In a Jan. 17 interview with The Crimson, Summers said that his speech was a “purely academic exploration of hypotheses.”
“Everyone agrees that working toward gender equity is vitally important,” Summers told The Crimson in that interview. He said that universities must address discrimination head-on, but that academics must also engage in “careful, honest, and rigorous research” to understand the factors fueling the underrepresentation of females. “My speculations were intended to contribute to that process,” he said.
But others argue that Summers spoke with the force and weight of the University behind him.
“The notion that Larry Summers’ position should be kept a secret on issues like this—that’s just wrong,” Hopkins told the Crimson that month.
“This is not about academic freedom. It’s about academic responsibility,” Hopkins said in March.
Freeman says that he thinks it was “normal operating procedure” that the academic conference would be conducted privately. “Unfortunately, we didn’t say it at the beginning of the conference. You assume everyone knows that’s the way you do things.”
Freeman says he did not expect Hopkins would be “going to the press instead of yelling at him.”
“That’s what we’re normally used to, we disagree with you, we yell at you,” says Freeman.
“It was a kind of outrage that a woman scientist would walk out of that meeting pretending to be getting sick and giving it out to the press, and a brazen rejection of reason and discussion and scientific inquiry,” says Kenan Professor of Government Harvey C. Mansfield ’53.
Freeman says that there was objection at the meeting beyond Hopkins’ decision to leave.
“There was a lot of objection at the conference. People stood and said you’re totally wrong about this. You’ve got your weights wrong,” says Freeman.

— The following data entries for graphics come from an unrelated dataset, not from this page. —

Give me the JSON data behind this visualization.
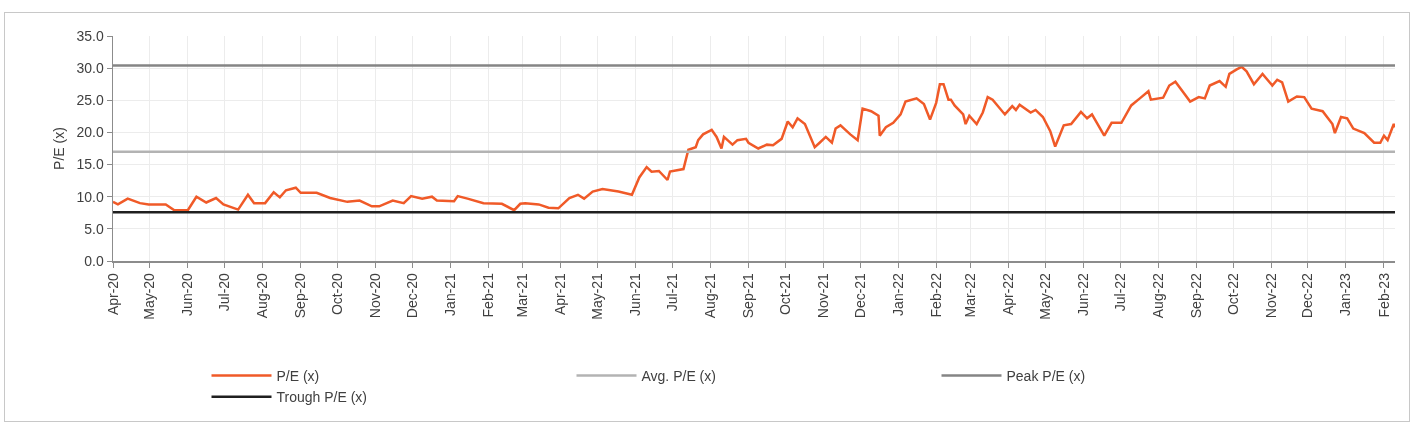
{
  "chart_data": {
    "type": "line",
    "ylabel": "P/E (x)",
    "x": [
      "2020-04-01",
      "2020-04-05",
      "2020-04-13",
      "2020-04-23",
      "2020-04-30",
      "2020-05-14",
      "2020-05-21",
      "2020-06-01",
      "2020-06-08",
      "2020-06-16",
      "2020-06-24",
      "2020-06-30",
      "2020-07-12",
      "2020-07-20",
      "2020-07-25",
      "2020-08-03",
      "2020-08-10",
      "2020-08-15",
      "2020-08-20",
      "2020-08-28",
      "2020-09-01",
      "2020-09-14",
      "2020-09-25",
      "2020-10-09",
      "2020-10-19",
      "2020-10-29",
      "2020-11-04",
      "2020-11-15",
      "2020-11-24",
      "2020-11-30",
      "2020-12-09",
      "2020-12-17",
      "2020-12-21",
      "2021-01-04",
      "2021-01-07",
      "2021-01-15",
      "2021-01-28",
      "2021-02-12",
      "2021-02-22",
      "2021-02-27",
      "2021-03-03",
      "2021-03-14",
      "2021-03-22",
      "2021-03-30",
      "2021-04-08",
      "2021-04-15",
      "2021-04-20",
      "2021-04-27",
      "2021-05-05",
      "2021-05-18",
      "2021-05-29",
      "2021-06-04",
      "2021-06-10",
      "2021-06-14",
      "2021-06-20",
      "2021-06-27",
      "2021-06-29",
      "2021-07-10",
      "2021-07-14",
      "2021-07-20",
      "2021-07-22",
      "2021-07-26",
      "2021-08-02",
      "2021-08-06",
      "2021-08-10",
      "2021-08-12",
      "2021-08-19",
      "2021-08-23",
      "2021-08-30",
      "2021-09-01",
      "2021-09-09",
      "2021-09-16",
      "2021-09-21",
      "2021-09-28",
      "2021-10-03",
      "2021-10-07",
      "2021-10-11",
      "2021-10-17",
      "2021-10-25",
      "2021-10-29",
      "2021-11-03",
      "2021-11-08",
      "2021-11-11",
      "2021-11-15",
      "2021-11-23",
      "2021-11-29",
      "2021-12-03",
      "2021-12-10",
      "2021-12-16",
      "2021-12-17",
      "2021-12-22",
      "2021-12-28",
      "2022-01-03",
      "2022-01-07",
      "2022-01-16",
      "2022-01-22",
      "2022-01-27",
      "2022-02-01",
      "2022-02-04",
      "2022-02-07",
      "2022-02-11",
      "2022-02-13",
      "2022-02-16",
      "2022-02-23",
      "2022-02-25",
      "2022-02-28",
      "2022-03-06",
      "2022-03-11",
      "2022-03-15",
      "2022-03-19",
      "2022-03-29",
      "2022-04-04",
      "2022-04-07",
      "2022-04-10",
      "2022-04-19",
      "2022-04-23",
      "2022-04-29",
      "2022-05-05",
      "2022-05-09",
      "2022-05-16",
      "2022-05-22",
      "2022-05-30",
      "2022-06-04",
      "2022-06-08",
      "2022-06-18",
      "2022-06-24",
      "2022-07-02",
      "2022-07-10",
      "2022-07-17",
      "2022-07-24",
      "2022-07-26",
      "2022-08-05",
      "2022-08-10",
      "2022-08-15",
      "2022-08-22",
      "2022-08-27",
      "2022-09-03",
      "2022-09-08",
      "2022-09-12",
      "2022-09-20",
      "2022-09-25",
      "2022-09-28",
      "2022-10-04",
      "2022-10-08",
      "2022-10-12",
      "2022-10-18",
      "2022-10-25",
      "2022-11-02",
      "2022-11-06",
      "2022-11-10",
      "2022-11-15",
      "2022-11-22",
      "2022-11-28",
      "2022-12-04",
      "2022-12-13",
      "2022-12-21",
      "2022-12-23",
      "2022-12-28",
      "2023-01-02",
      "2023-01-07",
      "2023-01-16",
      "2023-01-24",
      "2023-01-29",
      "2023-02-01",
      "2023-02-04",
      "2023-02-09",
      "2023-02-10"
    ],
    "series": [
      {
        "name": "P/E (x)",
        "color": "#f05a28",
        "values": [
          9.2,
          8.8,
          9.7,
          9.0,
          8.8,
          8.8,
          7.9,
          7.9,
          10.0,
          9.1,
          9.8,
          8.8,
          8.0,
          10.3,
          9.0,
          9.0,
          10.7,
          9.9,
          11.0,
          11.4,
          10.6,
          10.6,
          9.8,
          9.2,
          9.4,
          8.5,
          8.5,
          9.4,
          9.0,
          10.1,
          9.7,
          10.0,
          9.4,
          9.3,
          10.1,
          9.7,
          9.0,
          8.9,
          7.9,
          8.9,
          9.0,
          8.8,
          8.3,
          8.2,
          9.8,
          10.3,
          9.7,
          10.8,
          11.2,
          10.8,
          10.3,
          13.0,
          14.6,
          13.9,
          14.0,
          12.6,
          13.9,
          14.3,
          17.3,
          17.7,
          18.8,
          19.7,
          20.4,
          19.3,
          17.5,
          19.3,
          18.1,
          18.8,
          19.0,
          18.4,
          17.5,
          18.1,
          18.0,
          19.0,
          21.7,
          20.8,
          22.2,
          21.3,
          17.7,
          18.4,
          19.3,
          18.4,
          20.6,
          21.1,
          19.7,
          18.8,
          23.7,
          23.3,
          22.6,
          19.5,
          20.8,
          21.5,
          22.8,
          24.8,
          25.3,
          24.4,
          22.0,
          24.6,
          27.5,
          27.5,
          25.1,
          25.1,
          24.2,
          22.8,
          21.3,
          22.6,
          21.3,
          23.1,
          25.5,
          25.1,
          22.8,
          24.1,
          23.5,
          24.3,
          23.1,
          23.5,
          22.4,
          20.2,
          17.8,
          21.1,
          21.3,
          23.2,
          22.2,
          22.8,
          19.5,
          21.5,
          21.5,
          24.2,
          25.3,
          26.4,
          25.1,
          25.4,
          27.3,
          27.9,
          26.1,
          24.8,
          25.5,
          25.3,
          27.3,
          28.0,
          27.1,
          29.1,
          29.8,
          30.2,
          29.5,
          27.5,
          29.1,
          27.3,
          28.2,
          27.8,
          24.8,
          25.6,
          25.5,
          23.7,
          23.3,
          21.3,
          19.9,
          22.4,
          22.2,
          20.6,
          19.9,
          18.4,
          18.4,
          19.5,
          18.8,
          21.3,
          20.8
        ]
      }
    ],
    "ref_lines": [
      {
        "axis": "y",
        "value": 17.0,
        "label": "Avg. P/E (x)",
        "color": "#b3b3b3"
      },
      {
        "axis": "y",
        "value": 30.4,
        "label": "Peak P/E (x)",
        "color": "#858585"
      },
      {
        "axis": "y",
        "value": 7.6,
        "label": "Trough P/E (x)",
        "color": "#1f1f1f"
      }
    ],
    "xlim": [
      "2020-04-01",
      "2023-02-10"
    ],
    "xticks": [
      {
        "value": "2020-04-01",
        "label": "Apr-20"
      },
      {
        "value": "2020-05-01",
        "label": "May-20"
      },
      {
        "value": "2020-06-01",
        "label": "Jun-20"
      },
      {
        "value": "2020-07-01",
        "label": "Jul-20"
      },
      {
        "value": "2020-08-01",
        "label": "Aug-20"
      },
      {
        "value": "2020-09-01",
        "label": "Sep-20"
      },
      {
        "value": "2020-10-01",
        "label": "Oct-20"
      },
      {
        "value": "2020-11-01",
        "label": "Nov-20"
      },
      {
        "value": "2020-12-01",
        "label": "Dec-20"
      },
      {
        "value": "2021-01-01",
        "label": "Jan-21"
      },
      {
        "value": "2021-02-01",
        "label": "Feb-21"
      },
      {
        "value": "2021-03-01",
        "label": "Mar-21"
      },
      {
        "value": "2021-04-01",
        "label": "Apr-21"
      },
      {
        "value": "2021-05-01",
        "label": "May-21"
      },
      {
        "value": "2021-06-01",
        "label": "Jun-21"
      },
      {
        "value": "2021-07-01",
        "label": "Jul-21"
      },
      {
        "value": "2021-08-01",
        "label": "Aug-21"
      },
      {
        "value": "2021-09-01",
        "label": "Sep-21"
      },
      {
        "value": "2021-10-01",
        "label": "Oct-21"
      },
      {
        "value": "2021-11-01",
        "label": "Nov-21"
      },
      {
        "value": "2021-12-01",
        "label": "Dec-21"
      },
      {
        "value": "2022-01-01",
        "label": "Jan-22"
      },
      {
        "value": "2022-02-01",
        "label": "Feb-22"
      },
      {
        "value": "2022-03-01",
        "label": "Mar-22"
      },
      {
        "value": "2022-04-01",
        "label": "Apr-22"
      },
      {
        "value": "2022-05-01",
        "label": "May-22"
      },
      {
        "value": "2022-06-01",
        "label": "Jun-22"
      },
      {
        "value": "2022-07-01",
        "label": "Jul-22"
      },
      {
        "value": "2022-08-01",
        "label": "Aug-22"
      },
      {
        "value": "2022-09-01",
        "label": "Sep-22"
      },
      {
        "value": "2022-10-01",
        "label": "Oct-22"
      },
      {
        "value": "2022-11-01",
        "label": "Nov-22"
      },
      {
        "value": "2022-12-01",
        "label": "Dec-22"
      },
      {
        "value": "2023-01-01",
        "label": "Jan-23"
      },
      {
        "value": "2023-02-01",
        "label": "Feb-23"
      }
    ],
    "ylim": [
      0,
      35
    ],
    "yticks": [
      {
        "value": 0,
        "label": "0.0"
      },
      {
        "value": 5,
        "label": "5.0"
      },
      {
        "value": 10,
        "label": "10.0"
      },
      {
        "value": 15,
        "label": "15.0"
      },
      {
        "value": 20,
        "label": "20.0"
      },
      {
        "value": 25,
        "label": "25.0"
      },
      {
        "value": 30,
        "label": "30.0"
      },
      {
        "value": 35,
        "label": "35.0"
      }
    ],
    "grid": true,
    "legend": "bottom",
    "marker": "none",
    "line_style": "solid"
  }
}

After his remarks, Summers faced harsh questions from conference participants critiquing his conjectures, particularly his emphasis on biology.
“I agree with you, in fact, that it is wrong-headed to just dismiss the biology. But to put too much weight to it is also incredibly wrong-headed,” one member of the audience said.
Some say that, were it not for intense media coverage, Summers’ remarks may never have caused such controversy on campus.
“For a bit, it got out of hand,” says Freeman of the media frenzy. “It became like a little circus.”
In retrospect, Freeman says that he thinks “probably the biggest negative” would be if Summers became more restrained at conferences. “It would be terrible. Because he has a real mind.”
“The best thing would be if people say he’s outspoken and just take it as a given,” says Freeman, adding that, “you could say some of the things he said in a way less provocative way.”